Aliada à dedicação contra as injustiças sociais do Brasil, consolidou-se a atuação como roteirista. Triscila reflete o quanto os quadrinhos são eficazes em transmitir uma mensagem.

“A linguagem da tirinha consegue se comunicar. É lúdico, colorido, mas tem uma problemática profunda. Com uma tirinha que fala de um problema, você consegue levar seja para uma sala de aula ou discutir numa mesa de bar”, observa a entrevistada. 
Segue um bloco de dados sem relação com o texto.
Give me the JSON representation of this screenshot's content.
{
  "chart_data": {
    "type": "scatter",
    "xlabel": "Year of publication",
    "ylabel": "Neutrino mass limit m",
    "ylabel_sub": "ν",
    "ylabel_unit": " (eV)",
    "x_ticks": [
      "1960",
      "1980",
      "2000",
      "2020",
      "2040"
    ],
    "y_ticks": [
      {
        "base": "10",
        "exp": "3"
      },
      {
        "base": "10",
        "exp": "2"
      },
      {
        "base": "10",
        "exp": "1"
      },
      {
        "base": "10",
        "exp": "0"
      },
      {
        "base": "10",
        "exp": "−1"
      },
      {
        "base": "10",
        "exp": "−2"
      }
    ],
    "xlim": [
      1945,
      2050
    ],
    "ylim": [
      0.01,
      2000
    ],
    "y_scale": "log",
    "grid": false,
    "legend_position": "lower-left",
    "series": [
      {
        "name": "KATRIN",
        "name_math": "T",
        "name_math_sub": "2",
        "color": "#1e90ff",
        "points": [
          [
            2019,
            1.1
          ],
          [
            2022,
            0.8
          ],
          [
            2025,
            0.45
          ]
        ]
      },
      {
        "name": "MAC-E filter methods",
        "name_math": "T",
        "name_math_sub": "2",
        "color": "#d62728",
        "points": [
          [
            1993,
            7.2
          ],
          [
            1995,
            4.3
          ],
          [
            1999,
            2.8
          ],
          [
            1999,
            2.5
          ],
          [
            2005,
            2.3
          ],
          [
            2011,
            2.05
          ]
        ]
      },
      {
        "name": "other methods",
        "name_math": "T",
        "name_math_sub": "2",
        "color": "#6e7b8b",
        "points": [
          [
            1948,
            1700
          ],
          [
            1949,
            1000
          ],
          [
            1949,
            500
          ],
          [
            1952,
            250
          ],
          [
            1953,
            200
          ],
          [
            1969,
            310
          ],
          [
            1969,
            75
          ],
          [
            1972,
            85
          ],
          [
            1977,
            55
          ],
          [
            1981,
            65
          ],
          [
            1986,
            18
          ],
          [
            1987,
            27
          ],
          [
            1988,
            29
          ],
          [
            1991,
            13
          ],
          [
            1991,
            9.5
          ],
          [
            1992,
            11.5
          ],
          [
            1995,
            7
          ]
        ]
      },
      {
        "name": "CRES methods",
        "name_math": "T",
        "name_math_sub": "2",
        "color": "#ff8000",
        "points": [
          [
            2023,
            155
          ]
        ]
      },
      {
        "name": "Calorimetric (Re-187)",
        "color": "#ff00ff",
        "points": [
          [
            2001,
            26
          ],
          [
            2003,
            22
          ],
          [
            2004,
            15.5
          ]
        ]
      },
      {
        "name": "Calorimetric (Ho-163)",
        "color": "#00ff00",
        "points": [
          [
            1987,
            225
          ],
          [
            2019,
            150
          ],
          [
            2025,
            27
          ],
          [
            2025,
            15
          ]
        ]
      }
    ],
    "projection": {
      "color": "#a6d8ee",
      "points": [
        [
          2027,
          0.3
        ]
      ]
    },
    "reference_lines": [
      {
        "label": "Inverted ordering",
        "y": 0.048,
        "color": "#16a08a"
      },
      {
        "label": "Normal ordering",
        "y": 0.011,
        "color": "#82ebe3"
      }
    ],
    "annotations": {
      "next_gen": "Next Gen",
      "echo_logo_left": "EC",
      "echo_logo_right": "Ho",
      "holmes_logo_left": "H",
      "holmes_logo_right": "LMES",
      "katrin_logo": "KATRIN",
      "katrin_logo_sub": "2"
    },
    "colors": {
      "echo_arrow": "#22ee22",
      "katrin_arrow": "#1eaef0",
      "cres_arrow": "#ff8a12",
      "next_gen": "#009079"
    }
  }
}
Quadrinhos resistem no online 

A jornada profissional de Assis já era reconhecida por conta de sua atuação como roteirista de cinema e TV. Trabalhou na Conspiração Filmes e participou de séries como “Mulher Invisível”, “Surtadas na Yoga” e “Magnífica 70” pela HBO. Outro destaque é seu texto para o longa-metragem "Sob Pressão", que deu origem à série homônima da TV Globo. 

Violência, cenário político, Bolsonaro... Estes problemas pesaram na escolha do artista em se afastar do Rio de Janeiro. Há cerca de três anos, Leandro Assis optou por morar e produzir de Portugal. A mudança de ares coincide com o investimento exclusivo na área dos quadrinhos. 

"Nunca fui fã de ler quadrinhos no computador. Sempre achei ruim de ler. Mas, o Instagram, o formato dele de ‘carrossel’, no qual você passa de quadro a quadro, eu achei bastante interessante”. “Carrossel” é o recuso do Insta que permite a publicação de diversas imagens numa mesma publicação.

“Quando você vê quadro a quadro, mesmo em sequência, você se envolve mais com aquilo. O ritmo é seu. Você fica mais curioso e não sabe o que vem em seguida. Então, vi que valia muito para fazer tira e até um quadrinho maior, como uma série longa que não fosse só de humor”, explica o quadrinista.  

Assim, surgiram “Os Santos” e depois "Confinada". “O suspense é maior quando você tem que ir virando, avançando os quadros e não faz a menor ideia do que vem a seguir", defende Leandro Assis.